USA, January 25— Burned-out Los Angeles residents were desperately trying to figure out where to live, how to eat, where to find work, while battling insurance companies last Monday. Meanwhile, the world’s multi-billionaires were attending a pre-coronation dinner ($1 million per head) for the newly anointed leader of the “free world.” A sniveling Indian Express stenographer gushed about the sari Nita Ambani wore that took artisans almost 2000 hours to meticulously embroider and paint.
Global climate change set up southern California for unprecedented firestorms. Last winter’s unusually heavy rain spurred plant growth. This year’s extra-dry winter turned vegetation into kindling. Extremely strong Santa Ana winds dried out air and land while bringing hurricane-force gusts.
This is becoming capitalism’s “new normal.”
As climate change rages around the planet, capitalism spends resources on pomp and glamour. Elections that cost $$billions. Energy to power data centers that help corporations spew nonsensical marketing and advertising copy.
Meanwhile, the masses are violently driven out of their livelihoods and homes by war, drought, floods, fires, hurricanes, landlords, and automation.
Capitalism’s Growth Imperative Keeps Deepening the Climate Crisis
The United Nations climate conference COP 30 will meet in Brazil this year. There, in 2024, close to 30 million hectares burned due to drought-caused fires. That’s the size of Italy.
The World Bank invested $46 billion in climate finance in 2024. Amazon, Microsoft, and Google spent three times that amount on data centers. These centers use huge quantities of energy and water.
Energy is increasingly generated from “renewable” sources. But that mainly addresses long-term carbon emissions. The bigger issue is that a capitalist economy must keep growing. Capitalist competition requires every capitalist enterprise to expand or go under. And growth means consuming more energy and resources.

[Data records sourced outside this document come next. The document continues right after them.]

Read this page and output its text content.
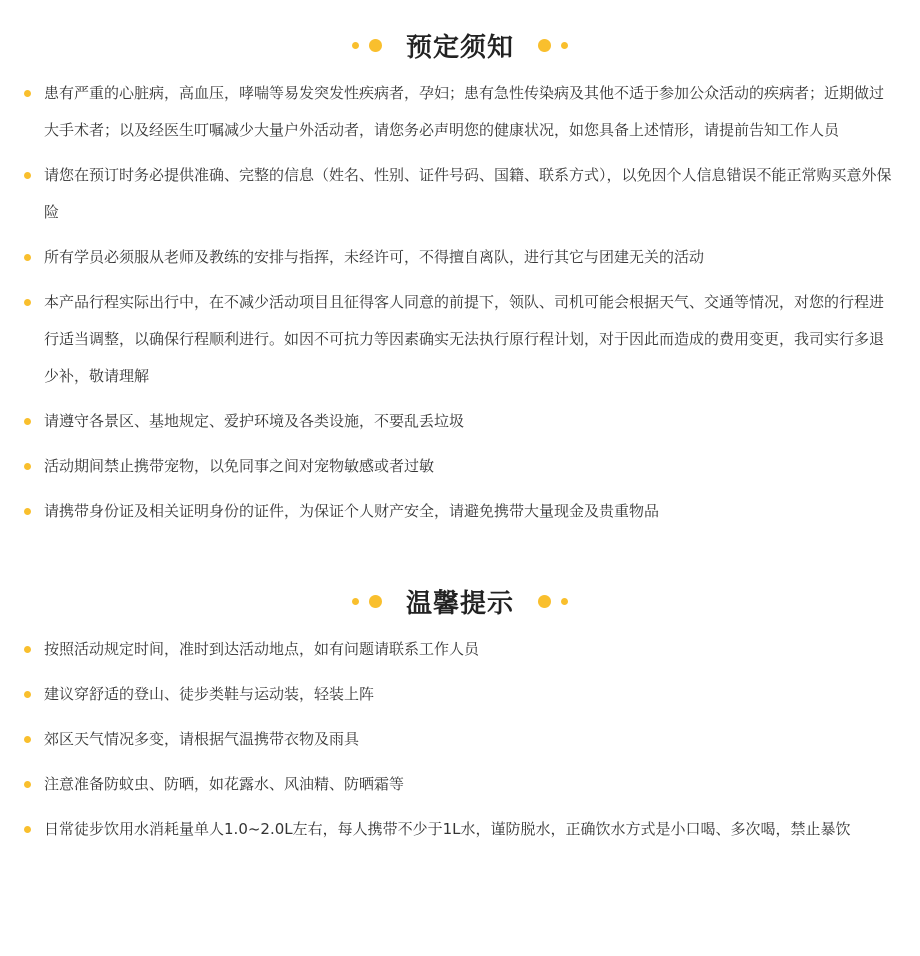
预定须知
患有严重的心脏病，高血压，哮喘等易发突发性疾病者，孕妇；患有急性传染病及其他不适于参加公众活动的疾病者；近期做过大手术者；以及经医生叮嘱减少大量户外活动者，请您务必声明您的健康状况，如您具备上述情形，请提前告知工作人员
请您在预订时务必提供准确、完整的信息（姓名、性别、证件号码、国籍、联系方式），以免因个人信息错误不能正常购买意外保险
所有学员必须服从老师及教练的安排与指挥，未经许可，不得擅自离队，进行其它与团建无关的活动
本产品行程实际出行中，在不减少活动项目且征得客人同意的前提下，领队、司机可能会根据天气、交通等情况，对您的行程进行适当调整，以确保行程顺利进行。如因不可抗力等因素确实无法执行原行程计划，对于因此而造成的费用变更，我司实行多退少补，敬请理解
请遵守各景区、基地规定、爱护环境及各类设施，不要乱丢垃圾
活动期间禁止携带宠物，以免同事之间对宠物敏感或者过敏
请携带身份证及相关证明身份的证件，为保证个人财产安全，请避免携带大量现金及贵重物品
温馨提示
按照活动规定时间，准时到达活动地点，如有问题请联系工作人员
建议穿舒适的登山、徒步类鞋与运动装，轻装上阵
郊区天气情况多变，请根据气温携带衣物及雨具
注意准备防蚊虫、防晒，如花露水、风油精、防晒霜等
日常徒步饮用水消耗量单人1.0~2.0L左右，每人携带不少于1L水，谨防脱水，正确饮水方式是小口喝、多次喝，禁止暴饮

We are limited by a few principles: the inviolable laws of thermodynamics, the mathematics of exponential growth, and Jevons Paradox.
Jevons Paradox was first described in 1865 by an English economist who focused on coal consumption in England. The paradox is that when technological innovation increases the efficiency of resource use, it leads to an increase in overall consumption of that resource. The increased consumption outpaces the efficiency gains.
This paradox is not just theoretical. It has been observed in practice. It confounds our ability to mitigate climate change simply by making energy use more efficient.
A capitalist economy is supposed to grow exponentially at 3% annually. This means it doubles every 24 years, and so does resource consumption. But the ecosystem operates on much longer intervals. Resources cannot be regenerated every 24 years or even every 50 years.
Lastly, the laws of thermodynamics show that energy can only be changed from one form to another. Even the most delusional capitalist economist or politician cannot change these laws.
Whether electricity is generated by wind, solar, hydro, or nuclear, it is ultimately converted to another form. During that conversion, some energy is lost, typically as heat. While the conversion may get more efficient, Jevons Paradox suggests that capitalism will continue to heat the planet because it will consume ever more energy.
In heating the planet, capitalism makes more of it uninhabitable for humans and other living beings. Those living beings are part of the ecosystems on which we rely for food, water, and air. Some species will go extinct, compounding the problem.
None of this has to happen if we consume only the energy the masses actually need. Under capitalism this is not possible. Capitalism can only organize for profit and war.
We need a political economy that can organize the masses to make the planet thrive. This can only happen in a communist society. Communism will not require continual expansion or exponential growth. Communist planning can avoid Jevons Paradox.
If we can organize communist revolution within the next decade or two, we will begin to reverse capitalism’s climate crisis.